Now and again, as he wove in and out through the fallow plains of slumber, he was made aware of the rustling of bodies around him, and conversations taking place.
“I should have thought to give the stone to him, I can’t believe…”
“He’s fine, just look at him…perfectly content. Hush or you’ll wake him.”
“It’s just that I went through this myself, Dolce, I should remember these things!”
“Actually, he reminds me a lot of you back then…”
“Don’t tell me that…I’ll have to keep him locked up in the pantry at night.”
“Make sure you suggest that to Franco.”
He could tell the banter was lighthearted. A time or two he thought to respond, but found himself too wound in nod to venture reply. He slept till late into the morning, perhaps even into noon, the sun having climbed to the very heights of the azure sky by the time he was ready to reenter the waking world again.

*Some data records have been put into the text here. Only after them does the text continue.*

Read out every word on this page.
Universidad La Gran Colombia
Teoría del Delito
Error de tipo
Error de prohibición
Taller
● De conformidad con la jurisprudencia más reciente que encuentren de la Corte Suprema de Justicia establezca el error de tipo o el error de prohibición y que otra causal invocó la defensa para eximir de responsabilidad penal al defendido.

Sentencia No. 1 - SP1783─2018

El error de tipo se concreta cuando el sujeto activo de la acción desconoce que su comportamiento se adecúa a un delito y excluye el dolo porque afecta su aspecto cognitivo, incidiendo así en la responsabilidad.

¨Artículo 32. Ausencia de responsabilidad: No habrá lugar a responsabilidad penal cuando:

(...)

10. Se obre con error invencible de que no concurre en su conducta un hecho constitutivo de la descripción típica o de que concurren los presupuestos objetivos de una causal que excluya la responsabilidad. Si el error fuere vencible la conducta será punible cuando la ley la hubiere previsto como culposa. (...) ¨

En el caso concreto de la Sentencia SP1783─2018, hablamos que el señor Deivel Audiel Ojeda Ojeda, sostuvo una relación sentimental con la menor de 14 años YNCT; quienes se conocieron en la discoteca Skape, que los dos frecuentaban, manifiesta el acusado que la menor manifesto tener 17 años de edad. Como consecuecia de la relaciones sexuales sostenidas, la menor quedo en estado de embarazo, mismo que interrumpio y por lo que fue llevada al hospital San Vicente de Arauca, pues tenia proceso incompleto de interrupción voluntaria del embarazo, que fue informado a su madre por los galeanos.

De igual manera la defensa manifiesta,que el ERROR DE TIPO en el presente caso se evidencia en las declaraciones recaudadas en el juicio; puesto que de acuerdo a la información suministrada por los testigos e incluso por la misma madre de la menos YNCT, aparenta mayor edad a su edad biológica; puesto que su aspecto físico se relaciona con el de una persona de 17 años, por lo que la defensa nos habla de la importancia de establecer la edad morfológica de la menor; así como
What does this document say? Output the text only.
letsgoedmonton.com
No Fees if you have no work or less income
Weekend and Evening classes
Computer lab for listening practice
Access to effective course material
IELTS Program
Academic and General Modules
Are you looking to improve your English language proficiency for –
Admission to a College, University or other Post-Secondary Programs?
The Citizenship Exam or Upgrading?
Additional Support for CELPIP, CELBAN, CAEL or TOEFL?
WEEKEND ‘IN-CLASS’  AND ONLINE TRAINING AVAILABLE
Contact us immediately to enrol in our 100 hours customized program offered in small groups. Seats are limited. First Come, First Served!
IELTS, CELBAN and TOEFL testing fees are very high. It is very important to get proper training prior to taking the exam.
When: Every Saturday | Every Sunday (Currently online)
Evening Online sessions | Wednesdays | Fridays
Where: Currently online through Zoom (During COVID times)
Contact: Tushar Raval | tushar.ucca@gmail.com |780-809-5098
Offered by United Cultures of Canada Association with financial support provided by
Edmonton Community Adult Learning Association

He slept past the hour when dew ornamented the grass and the mourning doves sang their somber song.
The thought of Guendalina finally roused him to wakefulness. It was a vision of her sitting all alone in the tall grass, waiting for him to come at last that finally brought him to his feet. He clothed himself in the heavy wool overcoat that had served his blanket and went to join the voices that had bubbled over into his dreams.
Arabella was the first to greet him. She stood alone in the kitchen, her nightdress unlaced, exposing the soft auburn swell of her bare breasts. There she held the babe he’d first seen last night. The pudgy thing suckled ravenously, oblivious to Scarafaggio’s entrance or even his existence. It seemed a cruel reminder of the demands his body now made. Not only his lustful appetites had been awakened, but the void within his belly had begun to wring and gnash his guts in dissent. It was a new agony, one he did not like at all.
He was unaware of how long his gaze lingered at her bosom till she lifted his chin with her free hand, bringing his eyes to meet hers.
“Did you sleep well?” She inquired matter-of-factly.
He nodded, words failing him as he gazed into her honey coloured eyes.
“We’ve saved some eggs for you.” Luciano called from the corridor, dashing into the kitchen at a frantic pace. She stopped for a moment, looking quizzically at the boy buried in her overcoat. “Do you know how to eat them?”
Again, Scarafaggio shook his head. He’d seen eggs in nests throughout the woods, but never once had he been inspired to put one in his mouth and consume it. The idea actually made him a bit sick, but his body yearned for sustenance.
Luciano drew two eggs from a satchel at her waist, pried opened the boy’s hands and gently cradled one of the eggs within his fingers. It was strange and lovely, larger than the ones found nestled between arbor bow and limb. He turned it over in his hand, admiring it’s smooth alabaster shell, and the elegant sweep of it’s curved form. Smooth, continuous contours gently narrowing on one end, then flaring wide and triumphant on the other.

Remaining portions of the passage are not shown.